# Chicken Sauce and Italian Sausages



## readytogo (Apr 6, 2013)

Mexican Chicken Sauce and Italian Sausages to go.
This one is very adaptable can be had with tacos, enchiladas or even on hamburger buns like a Mexican Sloppy Joe .One crock pot ,2 chicken breast skinless/boneless ,1 big jar of mild sauce ,1/2 of white onion,2 plum tomatoes, it actually doesn’t need them but I wanted to clean out the fridge ,dash of chili powder ,juice of 1 lemon and anything else is optional and up to your taste buds. In at 11pm and by 2 am the house had the aroma of Pancho Villa`s kitchen. Finish by shreddeding it with a fork for a pot full of several meals; it can also be canned by adding more sauce to the jars so it won’t dry out. I like Italian dishes also and mainly subs so I also made a sweet sausage sauce for sub sandwiches, pizza or over pasta.

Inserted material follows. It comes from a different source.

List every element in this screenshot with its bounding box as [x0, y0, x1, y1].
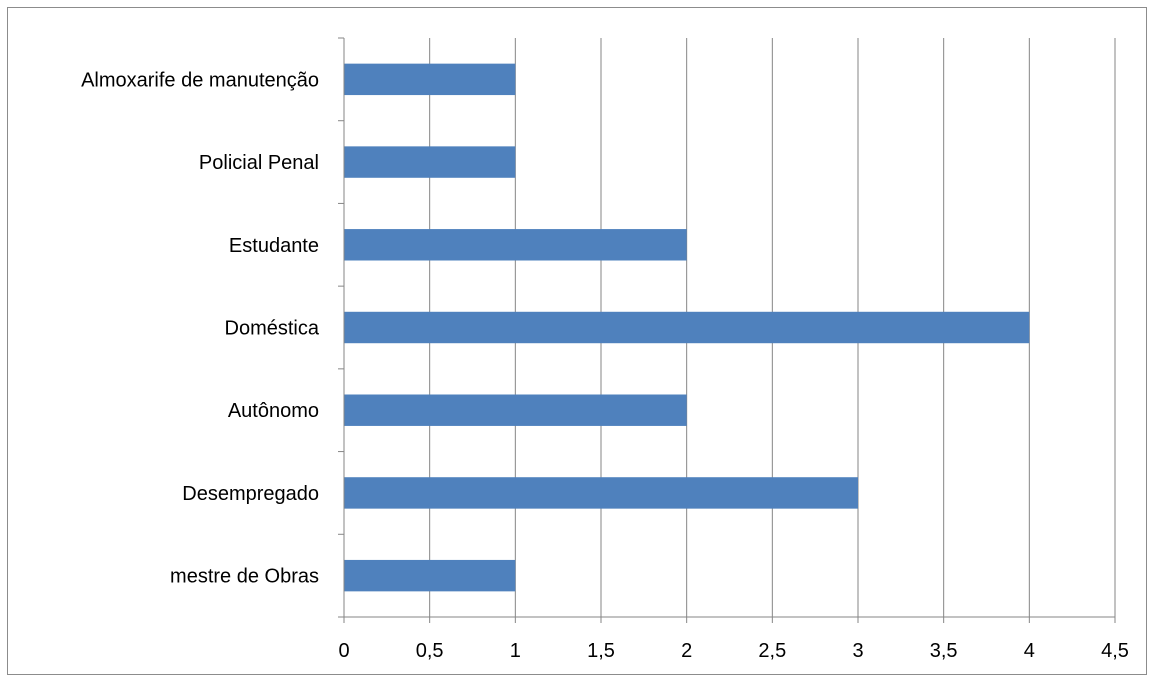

I took 8 sweet Italian sausages (chop), 1/2 of a white onion chop in small chunks ,14oz can of Italian style chop tomatoes, ½ of a small can of tomato paste ,2 tbsps of dry Italian mix herbs ,dash of red pepper flakes ,salt to taste and a cup of red wine if you like ,I like..If you want to cut back in fat boil the sausages first, then cooked them in a little oil with the onions and herbs and red pepper then add the tomato and paste, to make the sauce thicker just eliminate some of the juice from the tomato can ,cook till the sauce is full of flavor ,or by just adding your favorite pasta sauce you eliminate all the work for a quick readytogo meal This one can also be canned for a mre type of meal ,which is what I do to save time and for emergencies ,I always top of the jars with a little olive oil in all this types of sauces. It can also be cook in the crock pot.
Enjoy.


----------